The situation is dire and it's forcing Bush to decide whether to shift more troops from Iraq or face growing resistance in Afghanistan. Meanwhile the violence is spreading and combat deaths are on the rise. Pentagon chieftains now believe they can only defeat the Taliban by striking at bases in Pakistan, a reckless plan that could inflame passions in Pakistan and trigger a regional conflict. Gradually, the US is being lured into a bigger quagmire.
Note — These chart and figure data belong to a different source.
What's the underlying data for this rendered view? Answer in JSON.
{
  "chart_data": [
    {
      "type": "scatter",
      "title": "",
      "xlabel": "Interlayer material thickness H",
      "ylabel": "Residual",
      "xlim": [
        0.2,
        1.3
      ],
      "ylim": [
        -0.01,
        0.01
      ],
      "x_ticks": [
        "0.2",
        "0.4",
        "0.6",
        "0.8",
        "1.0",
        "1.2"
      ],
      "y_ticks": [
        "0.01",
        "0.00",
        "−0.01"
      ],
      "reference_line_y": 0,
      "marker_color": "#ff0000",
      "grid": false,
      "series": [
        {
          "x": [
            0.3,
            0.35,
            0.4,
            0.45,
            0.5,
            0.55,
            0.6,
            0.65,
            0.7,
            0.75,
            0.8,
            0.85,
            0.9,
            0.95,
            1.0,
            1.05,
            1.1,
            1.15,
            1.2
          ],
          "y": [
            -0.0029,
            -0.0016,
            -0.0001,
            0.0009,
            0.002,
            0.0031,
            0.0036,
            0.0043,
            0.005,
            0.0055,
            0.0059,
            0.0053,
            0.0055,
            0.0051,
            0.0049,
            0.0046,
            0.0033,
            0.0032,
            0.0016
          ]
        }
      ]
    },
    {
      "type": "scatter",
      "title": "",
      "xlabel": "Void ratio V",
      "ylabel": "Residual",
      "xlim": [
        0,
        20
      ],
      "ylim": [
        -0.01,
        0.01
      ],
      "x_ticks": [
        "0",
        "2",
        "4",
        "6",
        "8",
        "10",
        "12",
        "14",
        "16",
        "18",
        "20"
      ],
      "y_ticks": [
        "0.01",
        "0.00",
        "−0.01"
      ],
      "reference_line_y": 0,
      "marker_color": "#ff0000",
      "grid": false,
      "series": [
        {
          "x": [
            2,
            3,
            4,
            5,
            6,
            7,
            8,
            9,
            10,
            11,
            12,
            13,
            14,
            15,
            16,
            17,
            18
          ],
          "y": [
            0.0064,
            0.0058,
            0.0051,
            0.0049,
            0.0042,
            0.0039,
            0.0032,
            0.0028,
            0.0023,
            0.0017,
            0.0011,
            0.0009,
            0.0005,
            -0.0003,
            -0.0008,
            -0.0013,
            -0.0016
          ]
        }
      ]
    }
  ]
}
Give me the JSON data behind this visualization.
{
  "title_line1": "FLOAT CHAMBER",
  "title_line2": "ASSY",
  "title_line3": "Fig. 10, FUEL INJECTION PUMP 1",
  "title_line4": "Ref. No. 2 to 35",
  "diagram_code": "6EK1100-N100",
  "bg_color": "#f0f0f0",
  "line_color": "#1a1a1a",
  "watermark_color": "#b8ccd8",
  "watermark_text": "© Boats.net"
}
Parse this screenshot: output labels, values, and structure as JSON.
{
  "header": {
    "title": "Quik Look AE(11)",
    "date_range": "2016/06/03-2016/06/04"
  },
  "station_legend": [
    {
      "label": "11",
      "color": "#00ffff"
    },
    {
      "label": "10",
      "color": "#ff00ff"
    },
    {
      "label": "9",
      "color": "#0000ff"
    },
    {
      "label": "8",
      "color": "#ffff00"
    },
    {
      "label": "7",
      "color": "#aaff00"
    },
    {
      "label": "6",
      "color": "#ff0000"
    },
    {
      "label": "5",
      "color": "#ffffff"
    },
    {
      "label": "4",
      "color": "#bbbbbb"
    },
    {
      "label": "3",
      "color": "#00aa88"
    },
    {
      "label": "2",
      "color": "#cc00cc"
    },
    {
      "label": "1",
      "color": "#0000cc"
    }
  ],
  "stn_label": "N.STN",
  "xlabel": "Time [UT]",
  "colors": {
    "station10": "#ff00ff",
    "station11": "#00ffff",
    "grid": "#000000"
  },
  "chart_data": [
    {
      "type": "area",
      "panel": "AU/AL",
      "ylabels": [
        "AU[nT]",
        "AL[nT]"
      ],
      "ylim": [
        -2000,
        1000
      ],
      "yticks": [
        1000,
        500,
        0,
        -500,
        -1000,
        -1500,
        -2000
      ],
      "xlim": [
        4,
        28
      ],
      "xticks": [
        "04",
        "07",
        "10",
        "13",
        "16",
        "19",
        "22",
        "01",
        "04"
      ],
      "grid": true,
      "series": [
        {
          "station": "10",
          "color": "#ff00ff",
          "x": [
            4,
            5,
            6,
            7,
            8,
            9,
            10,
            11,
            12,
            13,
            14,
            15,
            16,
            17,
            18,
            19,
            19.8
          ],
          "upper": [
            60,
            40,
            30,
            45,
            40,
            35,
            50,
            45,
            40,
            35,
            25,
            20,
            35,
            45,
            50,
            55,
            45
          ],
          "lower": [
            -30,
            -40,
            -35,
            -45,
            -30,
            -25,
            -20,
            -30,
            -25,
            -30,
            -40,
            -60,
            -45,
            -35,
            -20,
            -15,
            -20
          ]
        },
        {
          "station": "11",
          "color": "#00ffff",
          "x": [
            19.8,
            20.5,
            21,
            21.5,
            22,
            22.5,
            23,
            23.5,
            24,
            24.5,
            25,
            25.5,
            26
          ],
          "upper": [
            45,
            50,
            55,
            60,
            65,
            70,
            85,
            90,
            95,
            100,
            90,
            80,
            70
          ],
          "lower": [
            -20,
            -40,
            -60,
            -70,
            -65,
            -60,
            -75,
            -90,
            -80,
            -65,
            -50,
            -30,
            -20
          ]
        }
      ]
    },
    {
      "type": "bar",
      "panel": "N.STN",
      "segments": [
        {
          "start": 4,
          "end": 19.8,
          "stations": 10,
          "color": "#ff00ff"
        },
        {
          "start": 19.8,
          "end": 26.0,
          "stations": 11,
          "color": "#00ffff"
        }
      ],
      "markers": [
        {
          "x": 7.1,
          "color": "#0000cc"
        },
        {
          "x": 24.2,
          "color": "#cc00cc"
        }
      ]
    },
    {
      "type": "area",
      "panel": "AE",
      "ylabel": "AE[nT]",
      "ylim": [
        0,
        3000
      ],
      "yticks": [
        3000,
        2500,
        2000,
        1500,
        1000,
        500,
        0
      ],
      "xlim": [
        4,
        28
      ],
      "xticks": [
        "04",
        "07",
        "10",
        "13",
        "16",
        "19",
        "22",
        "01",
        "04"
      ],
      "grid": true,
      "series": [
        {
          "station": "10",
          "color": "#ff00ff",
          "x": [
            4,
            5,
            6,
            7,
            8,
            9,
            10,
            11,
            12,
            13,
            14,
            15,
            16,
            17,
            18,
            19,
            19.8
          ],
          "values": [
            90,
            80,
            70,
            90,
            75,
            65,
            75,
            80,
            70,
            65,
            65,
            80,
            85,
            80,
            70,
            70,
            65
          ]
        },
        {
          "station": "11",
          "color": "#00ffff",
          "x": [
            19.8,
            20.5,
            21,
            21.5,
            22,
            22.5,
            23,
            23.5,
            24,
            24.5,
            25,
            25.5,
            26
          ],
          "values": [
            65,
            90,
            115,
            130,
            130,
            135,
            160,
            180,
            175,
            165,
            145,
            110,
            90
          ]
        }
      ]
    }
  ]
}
ONWARD FIELD-MARSHALL OBAMA
Presidential candidate Barak Obama, "The Peace Candidate", supports a stronger commitment to the war in Afghanistan and has proposed "sending at least two additional combat brigades -- or 7,000 to 10,000 troops -- to Afghanistan, while deploying more Special Operations forces to the Afghan-Pakistan border. He has also proposed increasing non-military aid to Afghanistan by at least $1 billion per year." (Wall Street Journal) Obama, backed by Brzezinski and other Clinton foreign policy advisers, has focussed his attention on the "war on terror", that dismal public relations coup which conceals America's desire to become a major player in the Great Game, the battle for supremacy on the Asian continent. Obama appears to be even more eager to repeat history than his opponent, John McCain.
In November, voters will be asked to pick one of the two pro-war candidates. McCain has made his position clear; his focus is on Iraq. Now it is up to Obama to point out why it's more acceptable to kill a man who is fighting for his country in Afghanistan than it is in Iraq. If he can't answer that question, then he deserves to lose.